I would like to suggest that the New Testament keeps an account of their troubles for another reason as well—to teach us about leadership. Not Jesus’ leadership, but the leadership of these very flawed men we call “the Apostles.” We readily accept the idea that Jesus chose followers who are flawed, but rarely consider that these flawed individuals became the first leaders of the church as well. As we turn from the gospels to the book of Acts, we are sometimes stricken with amnesia: the group of followers who deserted Jesus were the very same guys who Jesus left in charge of the whole show! True, the resurrection of Christ and the out-pouring of the Holy Spirit contributed to a dramatic change in these men, but character issues don’t yield to change overnight. In part, the book of Acts is the account of how they grew into the task Jesus gave them.

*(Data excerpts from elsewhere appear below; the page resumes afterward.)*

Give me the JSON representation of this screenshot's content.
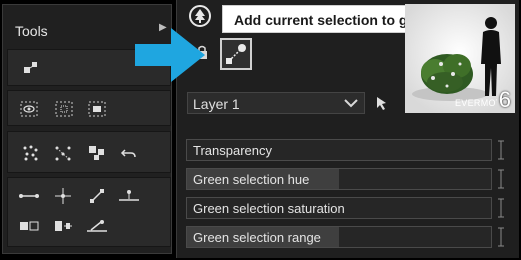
{
  "tools": {
    "title": "Tools"
  },
  "tooltip": {
    "text": "Add current selection to group"
  },
  "layer": {
    "selected": "Layer 1"
  },
  "thumbnail": {
    "count": "6",
    "brand": "EVERMOTION"
  },
  "sliders": [
    {
      "label": "Transparency",
      "value": 0.0
    },
    {
      "label": "Green selection hue",
      "value": 0.5
    },
    {
      "label": "Green selection saturation",
      "value": 0.0
    },
    {
      "label": "Green selection range",
      "value": 0.5
    }
  ],
  "colors": {
    "arrow": "#1fa6e0",
    "panel": "#1f1f1f",
    "tooltip_bg": "#ffffff"
  }
}
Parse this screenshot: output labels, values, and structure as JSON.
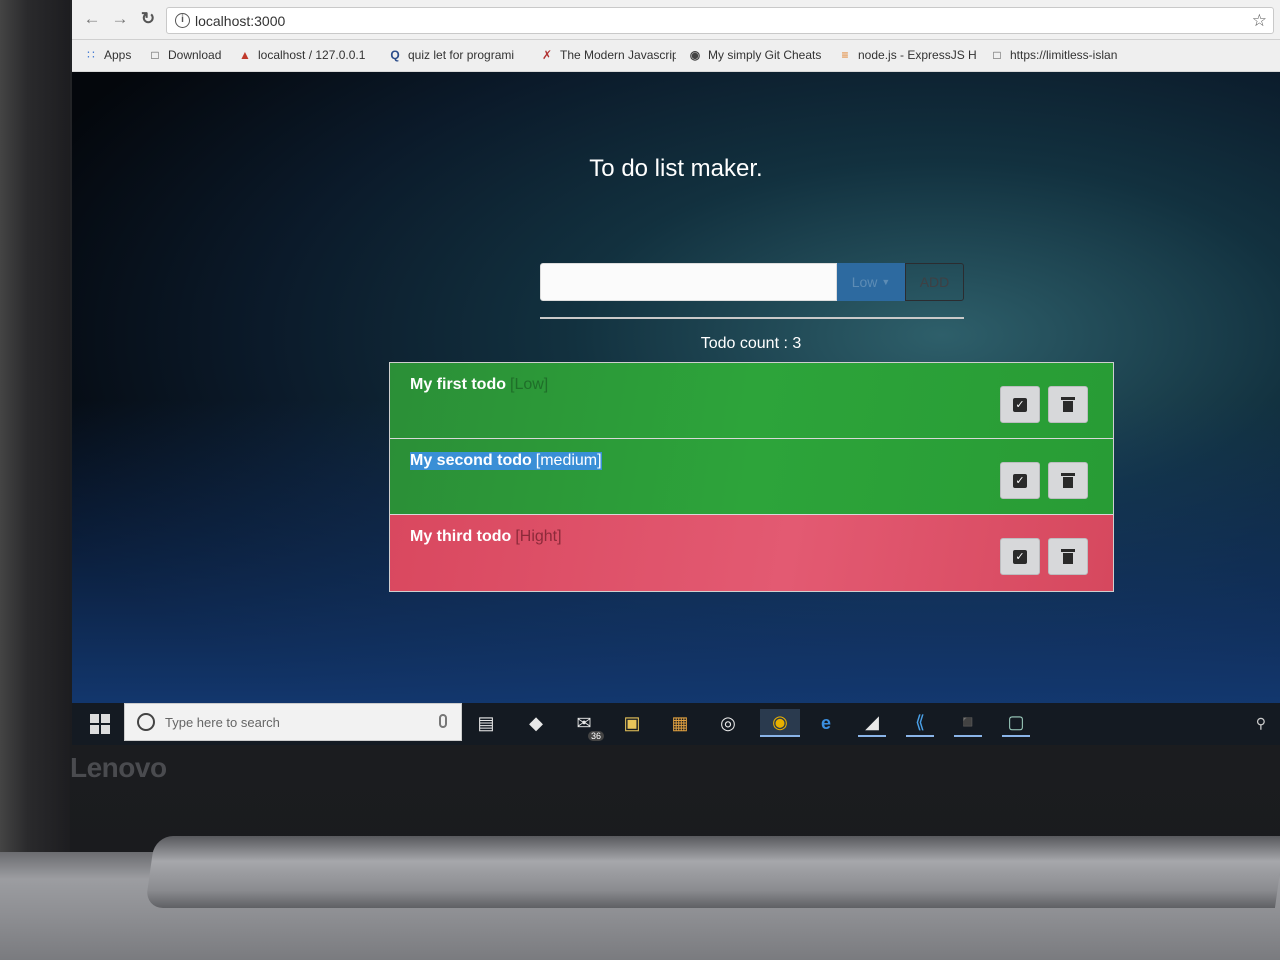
{
  "browser": {
    "url": "localhost:3000",
    "bookmarks": [
      {
        "label": "Apps",
        "icon": "apps-grid-icon"
      },
      {
        "label": "Download",
        "icon": "page-icon"
      },
      {
        "label": "localhost / 127.0.0.1",
        "icon": "phpmyadmin-icon"
      },
      {
        "label": "quiz let for programi",
        "icon": "quizlet-icon"
      },
      {
        "label": "The Modern Javascrip",
        "icon": "javascript-icon"
      },
      {
        "label": "My simply Git Cheats",
        "icon": "github-icon"
      },
      {
        "label": "node.js - ExpressJS H",
        "icon": "stackoverflow-icon"
      },
      {
        "label": "https://limitless-islan",
        "icon": "page-icon"
      }
    ]
  },
  "app": {
    "title": "To do list maker.",
    "input_placeholder": "",
    "priority_selected": "Low",
    "add_label": "ADD",
    "count_label": "Todo count : 3",
    "todos": [
      {
        "text": "My first todo",
        "priority": "[Low]",
        "color": "#2da43a"
      },
      {
        "text": "My second todo",
        "priority": "[medium]",
        "color": "#2da43a"
      },
      {
        "text": "My third todo",
        "priority": "[Hight]",
        "color": "#e35a72"
      }
    ]
  },
  "taskbar": {
    "search_placeholder": "Type here to search",
    "mail_badge": "36"
  },
  "device": {
    "brand": "Lenovo"
  }
}
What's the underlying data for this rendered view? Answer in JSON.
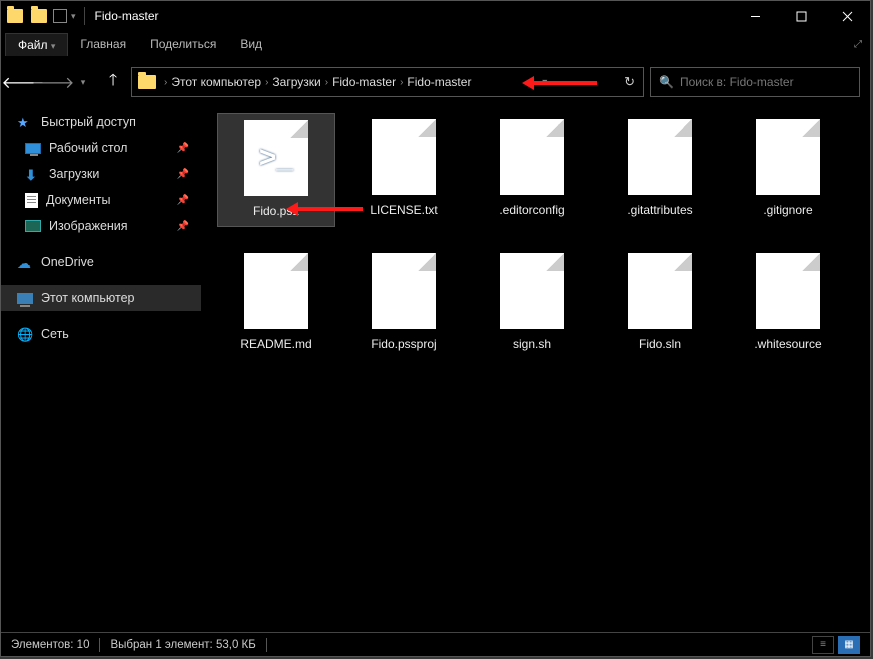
{
  "window": {
    "title": "Fido-master"
  },
  "menu": {
    "file": "Файл",
    "tabs": [
      "Главная",
      "Поделиться",
      "Вид"
    ]
  },
  "breadcrumb": {
    "items": [
      "Этот компьютер",
      "Загрузки",
      "Fido-master",
      "Fido-master"
    ]
  },
  "search": {
    "placeholder": "Поиск в: Fido-master"
  },
  "sidebar": {
    "quick_access": "Быстрый доступ",
    "desktop": "Рабочий стол",
    "downloads": "Загрузки",
    "documents": "Документы",
    "pictures": "Изображения",
    "onedrive": "OneDrive",
    "this_pc": "Этот компьютер",
    "network": "Сеть"
  },
  "files": [
    {
      "name": "Fido.ps1",
      "type": "ps1",
      "selected": true
    },
    {
      "name": "LICENSE.txt",
      "type": "file"
    },
    {
      "name": ".editorconfig",
      "type": "file"
    },
    {
      "name": ".gitattributes",
      "type": "file"
    },
    {
      "name": ".gitignore",
      "type": "file"
    },
    {
      "name": "README.md",
      "type": "file"
    },
    {
      "name": "Fido.pssproj",
      "type": "file"
    },
    {
      "name": "sign.sh",
      "type": "file"
    },
    {
      "name": "Fido.sln",
      "type": "file"
    },
    {
      "name": ".whitesource",
      "type": "file"
    }
  ],
  "status": {
    "count_label": "Элементов: 10",
    "selection_label": "Выбран 1 элемент: 53,0 КБ"
  }
}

There’s a lesson for us today as well. We can be a difficult group of people to lead. Christian leaders are at a real disadvantage when compared to Jesus or the Apostles. Not only is Jesus perfect, he also isn’t here! That means we are left with imperfect leaders whose flaws are available daily for inspection. Most people will pay lip service to the idea that there is “no perfect leader,” but when the flaws begin to show through, lip service gives way to disappointment, hurt feelings, and criticism. I wonder how a modern church would react to the deaths of Ananias and Sapphira recorded in Acts 5: 1-11. That incident didn’t create a crisis of leadership in the young church, it helped establish the leaders! Keep in mind that these were same leaders who continued to struggle with their calling for the next twenty years.
Are we willing to consider the possibility that the same Lord who chose flawed men to lead his church is still choosing men like that today?